Fetch analytics data for search failed
This checks the latest build state of a job in production Jenkins which runs every night and updates all documents in the search index with pageview data from Google Analytics.
The only downside of this not running is that the popularity data is slightly out of date. This job should not be run in working hours.
This job has two parts:
- Page view data is fetched from Google Analytics. This process seems to sometimes hang, resulting in stuck jobs.
- The search index is locked and popularity score of every page is updated.
If the job fails or gets stuck in part 1, you can cancel it and leave it to run the next day. If you see in the Jenkins job output:
$ jenkins.util.io.CompositeIOException: Unable to delete '/var/lib/jenkins/workspace/search-api-fetch-analytics-data'.
The job runs a Docker container which uses
root, and if it fails the
files don’t get cleaned up properly. You can check by running the following
command on the machine:
$ sudo su - jenkins $ ls -al /var/lib/jenkins/workspace/search-api-fetch-analytics-data
total 20 drwxr-xr-x 5 jenkins jenkins 4096 Dec 31 21:17 . drwxr-xr-x 78 jenkins jenkins 4096 Feb 15 14:18 .. drwxr-xr-x 4 jenkins jenkins 4096 Dec 31 21:17 analytics_fetcher drwxr-xr-x 2 root root 4096 Dec 23 04:10 cache drwxr-xr-x 3 jenkins jenkins 4096 Dec 31 21:17 gapy
They can be removed by running:
$ sudo rm -r /var/lib/jenkins/workspace/search-api-fetch-analytics-data
The job should hopefully run successfully overnight.

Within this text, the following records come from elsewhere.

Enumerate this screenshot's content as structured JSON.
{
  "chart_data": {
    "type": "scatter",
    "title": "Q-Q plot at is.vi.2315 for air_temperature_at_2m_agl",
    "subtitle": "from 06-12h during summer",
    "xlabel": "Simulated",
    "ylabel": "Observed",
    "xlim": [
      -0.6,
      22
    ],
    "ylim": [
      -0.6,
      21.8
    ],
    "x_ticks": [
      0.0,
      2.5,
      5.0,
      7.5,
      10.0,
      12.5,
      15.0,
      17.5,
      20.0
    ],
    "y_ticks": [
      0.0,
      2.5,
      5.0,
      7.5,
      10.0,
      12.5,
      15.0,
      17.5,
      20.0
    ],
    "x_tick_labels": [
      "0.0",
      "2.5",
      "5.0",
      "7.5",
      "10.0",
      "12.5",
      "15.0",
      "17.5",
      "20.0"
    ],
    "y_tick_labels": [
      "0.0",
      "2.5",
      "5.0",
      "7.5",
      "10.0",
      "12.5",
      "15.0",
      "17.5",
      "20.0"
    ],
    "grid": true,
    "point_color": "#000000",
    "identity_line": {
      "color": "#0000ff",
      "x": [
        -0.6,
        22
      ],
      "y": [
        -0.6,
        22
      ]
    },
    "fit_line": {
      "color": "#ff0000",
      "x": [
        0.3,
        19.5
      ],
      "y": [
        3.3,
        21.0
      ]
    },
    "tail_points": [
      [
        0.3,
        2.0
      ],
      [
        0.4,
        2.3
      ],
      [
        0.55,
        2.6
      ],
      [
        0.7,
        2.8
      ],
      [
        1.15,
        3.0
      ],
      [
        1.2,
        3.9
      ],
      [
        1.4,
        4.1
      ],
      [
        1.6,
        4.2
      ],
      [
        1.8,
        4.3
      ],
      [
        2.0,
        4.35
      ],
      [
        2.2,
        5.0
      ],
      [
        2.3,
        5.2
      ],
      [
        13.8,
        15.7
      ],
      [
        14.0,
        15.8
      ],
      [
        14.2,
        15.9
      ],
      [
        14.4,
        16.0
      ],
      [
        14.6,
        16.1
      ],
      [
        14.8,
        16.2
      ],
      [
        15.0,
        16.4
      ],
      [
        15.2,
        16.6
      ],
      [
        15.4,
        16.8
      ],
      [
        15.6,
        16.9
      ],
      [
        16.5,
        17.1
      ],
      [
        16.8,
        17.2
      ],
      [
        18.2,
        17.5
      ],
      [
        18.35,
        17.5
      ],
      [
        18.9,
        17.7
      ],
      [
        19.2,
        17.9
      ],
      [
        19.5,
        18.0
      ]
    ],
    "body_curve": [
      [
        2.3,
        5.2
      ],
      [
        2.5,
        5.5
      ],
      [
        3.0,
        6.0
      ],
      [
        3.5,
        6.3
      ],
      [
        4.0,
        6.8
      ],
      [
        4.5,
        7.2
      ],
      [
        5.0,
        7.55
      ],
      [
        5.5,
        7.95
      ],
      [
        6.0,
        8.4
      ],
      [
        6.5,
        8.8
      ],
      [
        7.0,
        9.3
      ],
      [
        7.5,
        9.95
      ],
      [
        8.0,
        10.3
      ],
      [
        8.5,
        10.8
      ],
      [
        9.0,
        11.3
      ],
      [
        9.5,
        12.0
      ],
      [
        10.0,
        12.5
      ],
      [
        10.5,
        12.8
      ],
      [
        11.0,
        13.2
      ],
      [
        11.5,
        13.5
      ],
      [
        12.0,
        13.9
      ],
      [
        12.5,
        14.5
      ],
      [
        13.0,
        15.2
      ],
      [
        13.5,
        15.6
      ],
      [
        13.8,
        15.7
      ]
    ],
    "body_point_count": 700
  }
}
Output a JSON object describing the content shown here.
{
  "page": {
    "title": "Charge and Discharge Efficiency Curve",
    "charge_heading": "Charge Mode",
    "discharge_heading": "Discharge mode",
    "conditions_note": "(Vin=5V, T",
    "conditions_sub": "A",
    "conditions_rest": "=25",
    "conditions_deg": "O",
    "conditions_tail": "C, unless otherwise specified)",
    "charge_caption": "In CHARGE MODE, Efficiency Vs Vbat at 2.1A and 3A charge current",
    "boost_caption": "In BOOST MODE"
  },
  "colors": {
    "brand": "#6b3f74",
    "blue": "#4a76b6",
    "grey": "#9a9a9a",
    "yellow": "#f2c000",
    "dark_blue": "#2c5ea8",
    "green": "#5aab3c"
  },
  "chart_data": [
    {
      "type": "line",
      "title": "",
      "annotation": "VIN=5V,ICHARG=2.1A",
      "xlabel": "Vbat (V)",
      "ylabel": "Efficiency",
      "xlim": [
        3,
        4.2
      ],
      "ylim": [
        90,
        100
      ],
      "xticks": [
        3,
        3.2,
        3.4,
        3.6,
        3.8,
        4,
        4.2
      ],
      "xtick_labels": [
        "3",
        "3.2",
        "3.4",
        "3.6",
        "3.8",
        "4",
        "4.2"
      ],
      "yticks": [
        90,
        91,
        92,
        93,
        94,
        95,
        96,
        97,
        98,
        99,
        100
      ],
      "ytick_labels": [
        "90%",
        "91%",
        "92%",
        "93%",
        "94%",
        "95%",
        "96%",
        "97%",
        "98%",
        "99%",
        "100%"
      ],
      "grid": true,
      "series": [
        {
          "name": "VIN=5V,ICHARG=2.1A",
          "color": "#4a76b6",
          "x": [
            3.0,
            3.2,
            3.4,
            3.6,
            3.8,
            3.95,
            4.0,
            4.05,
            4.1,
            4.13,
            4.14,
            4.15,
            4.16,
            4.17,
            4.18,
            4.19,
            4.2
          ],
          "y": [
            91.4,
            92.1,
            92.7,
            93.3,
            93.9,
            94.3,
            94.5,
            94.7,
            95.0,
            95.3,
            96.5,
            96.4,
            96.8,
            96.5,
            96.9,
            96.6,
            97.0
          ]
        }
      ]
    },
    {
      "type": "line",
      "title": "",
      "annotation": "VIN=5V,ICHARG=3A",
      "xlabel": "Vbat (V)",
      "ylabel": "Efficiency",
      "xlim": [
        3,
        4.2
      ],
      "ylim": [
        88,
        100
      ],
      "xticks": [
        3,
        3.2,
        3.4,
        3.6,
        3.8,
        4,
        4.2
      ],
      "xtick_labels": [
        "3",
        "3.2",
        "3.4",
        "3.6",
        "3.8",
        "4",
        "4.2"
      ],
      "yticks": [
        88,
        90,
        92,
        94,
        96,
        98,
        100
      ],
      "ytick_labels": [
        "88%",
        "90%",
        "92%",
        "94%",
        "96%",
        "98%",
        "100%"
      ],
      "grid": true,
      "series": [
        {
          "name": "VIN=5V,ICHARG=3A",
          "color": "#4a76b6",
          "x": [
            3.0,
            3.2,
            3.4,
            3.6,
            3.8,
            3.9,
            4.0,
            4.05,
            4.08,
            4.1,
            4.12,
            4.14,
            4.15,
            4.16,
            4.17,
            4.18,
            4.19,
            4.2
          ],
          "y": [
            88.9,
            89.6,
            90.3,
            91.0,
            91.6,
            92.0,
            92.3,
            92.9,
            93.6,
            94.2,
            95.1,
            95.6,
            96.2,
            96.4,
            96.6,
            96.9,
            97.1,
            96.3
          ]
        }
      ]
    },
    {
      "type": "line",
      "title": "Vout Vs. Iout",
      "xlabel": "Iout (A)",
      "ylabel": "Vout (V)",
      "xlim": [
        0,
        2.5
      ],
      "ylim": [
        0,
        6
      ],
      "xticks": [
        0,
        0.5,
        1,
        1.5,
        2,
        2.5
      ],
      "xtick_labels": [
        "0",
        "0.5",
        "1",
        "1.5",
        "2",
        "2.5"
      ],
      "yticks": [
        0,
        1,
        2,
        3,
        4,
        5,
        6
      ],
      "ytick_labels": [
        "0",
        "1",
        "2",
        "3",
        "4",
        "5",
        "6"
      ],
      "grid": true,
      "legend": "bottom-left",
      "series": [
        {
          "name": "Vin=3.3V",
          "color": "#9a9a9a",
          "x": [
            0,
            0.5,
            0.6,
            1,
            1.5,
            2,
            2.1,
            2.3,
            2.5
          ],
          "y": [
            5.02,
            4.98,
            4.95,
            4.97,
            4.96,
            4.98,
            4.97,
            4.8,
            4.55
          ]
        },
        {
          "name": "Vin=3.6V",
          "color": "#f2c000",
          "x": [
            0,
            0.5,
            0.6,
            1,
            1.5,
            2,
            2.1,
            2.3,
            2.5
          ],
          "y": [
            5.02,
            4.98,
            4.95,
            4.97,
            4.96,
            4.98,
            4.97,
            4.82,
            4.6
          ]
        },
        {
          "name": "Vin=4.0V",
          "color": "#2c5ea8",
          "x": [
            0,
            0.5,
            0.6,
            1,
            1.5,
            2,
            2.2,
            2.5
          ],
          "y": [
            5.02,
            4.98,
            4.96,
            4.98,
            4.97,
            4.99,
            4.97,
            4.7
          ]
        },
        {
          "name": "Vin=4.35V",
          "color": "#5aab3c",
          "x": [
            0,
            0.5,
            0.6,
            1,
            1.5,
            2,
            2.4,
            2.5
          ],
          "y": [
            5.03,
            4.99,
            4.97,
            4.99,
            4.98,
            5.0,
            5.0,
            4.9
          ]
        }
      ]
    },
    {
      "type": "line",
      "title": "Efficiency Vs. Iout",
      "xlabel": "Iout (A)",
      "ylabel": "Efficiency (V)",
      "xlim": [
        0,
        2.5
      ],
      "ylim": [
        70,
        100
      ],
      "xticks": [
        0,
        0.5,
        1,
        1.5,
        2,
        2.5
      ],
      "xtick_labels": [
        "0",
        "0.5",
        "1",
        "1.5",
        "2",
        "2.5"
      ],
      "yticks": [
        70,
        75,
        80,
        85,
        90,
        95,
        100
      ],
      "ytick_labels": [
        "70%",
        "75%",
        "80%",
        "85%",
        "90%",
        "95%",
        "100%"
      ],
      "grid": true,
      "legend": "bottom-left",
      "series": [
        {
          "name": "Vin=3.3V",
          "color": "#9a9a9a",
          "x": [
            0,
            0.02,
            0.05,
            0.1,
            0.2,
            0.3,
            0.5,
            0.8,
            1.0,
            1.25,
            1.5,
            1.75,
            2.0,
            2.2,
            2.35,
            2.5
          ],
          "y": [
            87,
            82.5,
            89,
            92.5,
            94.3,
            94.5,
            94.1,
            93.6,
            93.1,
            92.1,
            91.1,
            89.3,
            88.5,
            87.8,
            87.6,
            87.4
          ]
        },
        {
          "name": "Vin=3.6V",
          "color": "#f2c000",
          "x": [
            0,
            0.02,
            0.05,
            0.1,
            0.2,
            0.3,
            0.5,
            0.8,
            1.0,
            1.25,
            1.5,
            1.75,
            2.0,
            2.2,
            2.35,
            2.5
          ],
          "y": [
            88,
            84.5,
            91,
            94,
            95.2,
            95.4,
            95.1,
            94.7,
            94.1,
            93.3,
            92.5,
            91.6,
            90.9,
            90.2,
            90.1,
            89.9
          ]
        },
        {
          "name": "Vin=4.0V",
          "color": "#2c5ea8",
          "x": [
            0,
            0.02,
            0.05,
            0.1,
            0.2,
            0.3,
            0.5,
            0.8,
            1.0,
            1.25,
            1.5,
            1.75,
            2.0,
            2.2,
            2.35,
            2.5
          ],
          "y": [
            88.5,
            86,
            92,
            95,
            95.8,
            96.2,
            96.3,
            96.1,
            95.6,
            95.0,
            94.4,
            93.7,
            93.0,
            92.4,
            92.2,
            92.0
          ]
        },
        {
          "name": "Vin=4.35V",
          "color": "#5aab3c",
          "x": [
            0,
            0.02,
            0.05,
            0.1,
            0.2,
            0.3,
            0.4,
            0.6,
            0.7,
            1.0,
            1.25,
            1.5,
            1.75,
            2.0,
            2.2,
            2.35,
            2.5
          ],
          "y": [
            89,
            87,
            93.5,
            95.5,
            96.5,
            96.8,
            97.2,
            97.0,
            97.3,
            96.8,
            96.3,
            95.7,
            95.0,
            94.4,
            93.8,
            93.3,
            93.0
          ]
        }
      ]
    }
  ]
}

If the job fails or gets stuck in part 2, the search indices may still be locked. If that’s the case, documents will be missing from search. First unlock the indices:
bundle exec rake search:unlock SEARCH_INDEX=all
Then see the “fix out-of-date search indices” docs.
If the job is failing often, make sure the team currently responsible for search are aware of the problem (or Platform Health).